# Jaguar E-Type



## aussiemuscle308 (Dec 2, 2014)

I built the Revell kit. this built rather nicely and only issue was i got glue on the windscreen and a blinker that pinged into the void. Paint is Tamiya Racing White.
DSCF0099 by aus_mus, on Flickr
DSCF0100 by aus_mus, on Flickr
DSCF0101 by aus_mus, on Flickr
DSCF0102 by aus_mus, on Flickr

DSCF0103 by aus_mus, on Flickr
DSCF0089 by aus_mus, on Flickr
DSCF0090 by aus_mus, on Flickr


----------



## Andy Oldenburg (Feb 16, 2021)

I love those old classics! Looks great in white, nice job. Does the front tip up forward like the original or do you have to lift it off the model? I´m asking, because I am working on a Bel Air that´s going to have the front hinged to the chassis.


----------



## aussiemuscle308 (Dec 2, 2014)

Andy Oldenburg said:


> Does the front tip up forward


It doesn't have a hinge, but could probably be made to work.


----------



## f1steph (Jan 9, 2003)

Very nice car. I'm not totally sure but if I remember correctly, Enzo Ferrari did say once that it was the best looking car ever made.........


----------



## Milton Fox Racing (May 27, 2014)

You could also fabricate a pivot point like you see in the photo below. Probably still easier to make it a lift off front end but you could also probably pivot the front end into an open position with a stop brace or let it rest on the ground (?).


----------



## Milton Fox Racing (May 27, 2014)

f1steph said:


> Very nice car. I'm not totally sure but if I remember correctly, Enzo Ferrari did say once that it was the best looking car ever made.........

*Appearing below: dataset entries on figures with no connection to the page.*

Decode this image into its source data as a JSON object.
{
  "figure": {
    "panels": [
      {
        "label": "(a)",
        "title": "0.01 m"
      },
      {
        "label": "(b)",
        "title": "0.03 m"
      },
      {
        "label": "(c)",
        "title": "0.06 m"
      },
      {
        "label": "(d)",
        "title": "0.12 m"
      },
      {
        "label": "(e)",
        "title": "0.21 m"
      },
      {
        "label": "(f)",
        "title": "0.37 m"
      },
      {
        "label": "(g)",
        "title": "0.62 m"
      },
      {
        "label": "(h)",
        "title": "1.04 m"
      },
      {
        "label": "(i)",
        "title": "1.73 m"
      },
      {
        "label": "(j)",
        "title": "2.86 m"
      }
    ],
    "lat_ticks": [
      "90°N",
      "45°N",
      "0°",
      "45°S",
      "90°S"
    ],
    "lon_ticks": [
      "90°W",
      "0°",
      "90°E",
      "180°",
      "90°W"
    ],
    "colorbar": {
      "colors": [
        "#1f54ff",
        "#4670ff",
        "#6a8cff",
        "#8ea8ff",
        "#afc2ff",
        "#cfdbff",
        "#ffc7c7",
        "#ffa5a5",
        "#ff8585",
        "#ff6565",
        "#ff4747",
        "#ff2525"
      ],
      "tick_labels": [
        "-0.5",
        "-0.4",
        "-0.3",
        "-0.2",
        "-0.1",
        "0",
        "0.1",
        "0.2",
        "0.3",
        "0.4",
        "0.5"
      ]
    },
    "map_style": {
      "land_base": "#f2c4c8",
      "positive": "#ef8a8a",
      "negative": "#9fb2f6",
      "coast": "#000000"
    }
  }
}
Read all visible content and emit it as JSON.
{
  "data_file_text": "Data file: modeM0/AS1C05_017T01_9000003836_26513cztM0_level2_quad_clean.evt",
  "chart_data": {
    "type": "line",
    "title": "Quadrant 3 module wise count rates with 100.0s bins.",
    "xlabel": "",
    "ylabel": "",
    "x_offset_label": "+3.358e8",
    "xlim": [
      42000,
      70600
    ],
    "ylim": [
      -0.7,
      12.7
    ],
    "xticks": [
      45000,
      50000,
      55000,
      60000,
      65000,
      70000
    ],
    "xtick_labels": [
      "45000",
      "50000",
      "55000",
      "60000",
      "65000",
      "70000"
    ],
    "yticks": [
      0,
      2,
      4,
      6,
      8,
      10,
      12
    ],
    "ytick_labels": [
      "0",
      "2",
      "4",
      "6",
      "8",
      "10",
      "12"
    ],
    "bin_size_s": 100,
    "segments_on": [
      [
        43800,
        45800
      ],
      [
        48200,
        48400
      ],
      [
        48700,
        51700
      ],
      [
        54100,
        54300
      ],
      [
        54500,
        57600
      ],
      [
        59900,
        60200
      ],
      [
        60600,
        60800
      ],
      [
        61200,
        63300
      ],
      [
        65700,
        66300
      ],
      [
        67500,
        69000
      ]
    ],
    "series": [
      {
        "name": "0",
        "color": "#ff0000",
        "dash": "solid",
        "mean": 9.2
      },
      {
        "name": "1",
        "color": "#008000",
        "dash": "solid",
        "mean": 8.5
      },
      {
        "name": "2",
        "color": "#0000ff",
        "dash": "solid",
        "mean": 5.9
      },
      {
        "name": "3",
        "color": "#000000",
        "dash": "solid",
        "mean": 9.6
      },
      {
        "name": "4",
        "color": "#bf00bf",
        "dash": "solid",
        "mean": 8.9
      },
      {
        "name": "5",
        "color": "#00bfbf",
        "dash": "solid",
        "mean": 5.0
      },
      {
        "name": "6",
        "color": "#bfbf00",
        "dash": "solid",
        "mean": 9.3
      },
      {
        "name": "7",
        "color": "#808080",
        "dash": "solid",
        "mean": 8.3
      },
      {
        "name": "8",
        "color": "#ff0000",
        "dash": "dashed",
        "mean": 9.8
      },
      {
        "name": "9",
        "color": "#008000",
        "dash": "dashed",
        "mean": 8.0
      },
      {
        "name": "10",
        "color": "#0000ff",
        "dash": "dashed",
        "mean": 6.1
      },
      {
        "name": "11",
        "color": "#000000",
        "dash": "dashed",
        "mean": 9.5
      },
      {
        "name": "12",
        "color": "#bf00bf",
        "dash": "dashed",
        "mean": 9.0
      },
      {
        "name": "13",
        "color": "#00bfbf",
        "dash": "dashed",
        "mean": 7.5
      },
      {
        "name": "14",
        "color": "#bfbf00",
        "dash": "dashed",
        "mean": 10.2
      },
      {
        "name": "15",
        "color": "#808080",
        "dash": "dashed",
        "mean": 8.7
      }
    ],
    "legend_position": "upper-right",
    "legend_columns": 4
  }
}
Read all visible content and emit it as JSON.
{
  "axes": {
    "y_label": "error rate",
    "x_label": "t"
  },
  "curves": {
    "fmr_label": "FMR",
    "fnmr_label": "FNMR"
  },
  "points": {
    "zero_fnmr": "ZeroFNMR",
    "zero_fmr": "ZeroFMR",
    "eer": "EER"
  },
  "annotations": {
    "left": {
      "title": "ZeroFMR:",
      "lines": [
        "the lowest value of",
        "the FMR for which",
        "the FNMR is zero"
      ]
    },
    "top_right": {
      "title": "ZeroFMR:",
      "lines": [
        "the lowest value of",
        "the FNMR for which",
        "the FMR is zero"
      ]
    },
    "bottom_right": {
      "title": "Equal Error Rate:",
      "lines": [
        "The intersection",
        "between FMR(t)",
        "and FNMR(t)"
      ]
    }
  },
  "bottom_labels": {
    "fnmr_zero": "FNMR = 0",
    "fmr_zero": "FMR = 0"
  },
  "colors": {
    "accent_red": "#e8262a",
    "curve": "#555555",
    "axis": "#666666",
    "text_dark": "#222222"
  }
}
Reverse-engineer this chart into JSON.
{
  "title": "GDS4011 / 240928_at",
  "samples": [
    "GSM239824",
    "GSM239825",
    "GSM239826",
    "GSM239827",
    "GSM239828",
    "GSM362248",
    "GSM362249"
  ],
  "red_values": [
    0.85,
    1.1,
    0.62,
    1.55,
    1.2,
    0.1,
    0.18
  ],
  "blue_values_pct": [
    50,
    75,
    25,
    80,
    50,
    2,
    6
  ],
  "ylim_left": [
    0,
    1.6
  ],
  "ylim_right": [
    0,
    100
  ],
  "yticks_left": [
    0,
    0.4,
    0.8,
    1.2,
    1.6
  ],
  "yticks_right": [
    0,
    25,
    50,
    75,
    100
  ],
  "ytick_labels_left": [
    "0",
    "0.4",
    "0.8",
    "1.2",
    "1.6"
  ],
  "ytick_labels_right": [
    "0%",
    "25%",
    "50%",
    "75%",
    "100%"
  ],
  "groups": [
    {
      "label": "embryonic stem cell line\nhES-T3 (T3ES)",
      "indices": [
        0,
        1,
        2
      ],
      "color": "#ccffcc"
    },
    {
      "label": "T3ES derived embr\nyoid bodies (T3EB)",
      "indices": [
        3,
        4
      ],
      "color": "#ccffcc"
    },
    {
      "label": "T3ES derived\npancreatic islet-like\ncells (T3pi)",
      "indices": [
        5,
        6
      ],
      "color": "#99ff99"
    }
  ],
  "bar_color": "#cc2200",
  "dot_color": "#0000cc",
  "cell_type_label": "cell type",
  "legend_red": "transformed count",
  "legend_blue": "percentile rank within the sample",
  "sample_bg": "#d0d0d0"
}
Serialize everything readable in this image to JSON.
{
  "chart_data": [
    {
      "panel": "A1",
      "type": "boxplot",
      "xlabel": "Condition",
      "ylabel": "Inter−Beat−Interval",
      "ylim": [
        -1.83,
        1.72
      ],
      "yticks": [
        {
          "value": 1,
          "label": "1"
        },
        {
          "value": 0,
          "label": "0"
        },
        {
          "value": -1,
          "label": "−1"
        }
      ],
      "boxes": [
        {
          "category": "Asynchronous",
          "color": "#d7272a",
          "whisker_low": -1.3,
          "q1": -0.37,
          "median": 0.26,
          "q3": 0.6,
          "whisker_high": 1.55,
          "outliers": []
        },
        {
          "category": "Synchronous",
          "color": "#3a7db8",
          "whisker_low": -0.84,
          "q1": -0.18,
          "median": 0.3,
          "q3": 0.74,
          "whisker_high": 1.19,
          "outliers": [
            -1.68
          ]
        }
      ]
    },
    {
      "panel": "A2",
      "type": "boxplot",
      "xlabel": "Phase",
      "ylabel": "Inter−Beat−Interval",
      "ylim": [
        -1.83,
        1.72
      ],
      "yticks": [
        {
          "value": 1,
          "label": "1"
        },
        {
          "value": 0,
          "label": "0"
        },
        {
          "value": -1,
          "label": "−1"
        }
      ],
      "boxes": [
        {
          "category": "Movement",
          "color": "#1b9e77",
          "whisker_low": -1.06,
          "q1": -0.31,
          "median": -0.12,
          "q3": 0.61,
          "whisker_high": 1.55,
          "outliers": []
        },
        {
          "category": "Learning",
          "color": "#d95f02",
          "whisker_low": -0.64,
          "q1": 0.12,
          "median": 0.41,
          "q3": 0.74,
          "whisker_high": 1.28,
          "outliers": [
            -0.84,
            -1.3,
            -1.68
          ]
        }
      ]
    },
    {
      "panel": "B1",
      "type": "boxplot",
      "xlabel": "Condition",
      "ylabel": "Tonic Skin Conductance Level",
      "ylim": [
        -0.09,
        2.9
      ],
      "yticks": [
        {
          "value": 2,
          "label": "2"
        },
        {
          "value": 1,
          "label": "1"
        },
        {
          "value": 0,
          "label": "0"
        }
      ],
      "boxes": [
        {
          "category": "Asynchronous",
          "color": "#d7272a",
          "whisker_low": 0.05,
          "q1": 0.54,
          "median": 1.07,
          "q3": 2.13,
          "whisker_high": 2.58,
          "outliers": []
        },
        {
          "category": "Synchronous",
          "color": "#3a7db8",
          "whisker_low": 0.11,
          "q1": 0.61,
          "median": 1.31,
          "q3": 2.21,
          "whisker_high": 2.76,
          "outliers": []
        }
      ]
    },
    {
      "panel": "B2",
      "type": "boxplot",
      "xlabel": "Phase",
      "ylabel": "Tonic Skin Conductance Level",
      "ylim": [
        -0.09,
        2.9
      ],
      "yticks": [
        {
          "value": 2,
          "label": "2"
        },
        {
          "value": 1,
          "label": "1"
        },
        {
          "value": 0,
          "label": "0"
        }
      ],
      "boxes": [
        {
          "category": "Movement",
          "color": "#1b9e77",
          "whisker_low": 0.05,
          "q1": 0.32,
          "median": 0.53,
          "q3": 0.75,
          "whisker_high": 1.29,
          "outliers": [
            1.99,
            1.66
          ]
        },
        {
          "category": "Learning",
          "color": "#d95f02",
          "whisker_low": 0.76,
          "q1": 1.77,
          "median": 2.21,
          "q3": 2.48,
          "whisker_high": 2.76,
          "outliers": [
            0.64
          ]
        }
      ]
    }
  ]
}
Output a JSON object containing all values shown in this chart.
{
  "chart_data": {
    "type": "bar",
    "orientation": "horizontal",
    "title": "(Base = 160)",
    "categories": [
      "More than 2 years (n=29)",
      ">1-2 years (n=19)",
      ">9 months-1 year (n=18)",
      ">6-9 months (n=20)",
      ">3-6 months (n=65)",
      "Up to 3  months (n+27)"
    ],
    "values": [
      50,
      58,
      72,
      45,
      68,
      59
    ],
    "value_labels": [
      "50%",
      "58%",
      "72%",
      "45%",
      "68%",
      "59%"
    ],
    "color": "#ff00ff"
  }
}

He did say that but it was only 1961 at the time. And the '63 Split Window was not out yet! 🙃


----------



## f1steph (Jan 9, 2003)

Milton Fox Racing said:


> He did say that but it was only 1961 at the time. And the '63 Split Window was not out yet! 🙃


Yes indeed....... lots of nice cars were built after that...... ..


----------



## Andy Oldenburg (Feb 16, 2021)

Enzo must of had too much grappa on that day. How else could he have forgotten the Mercedes SL 300 gullwing?


----------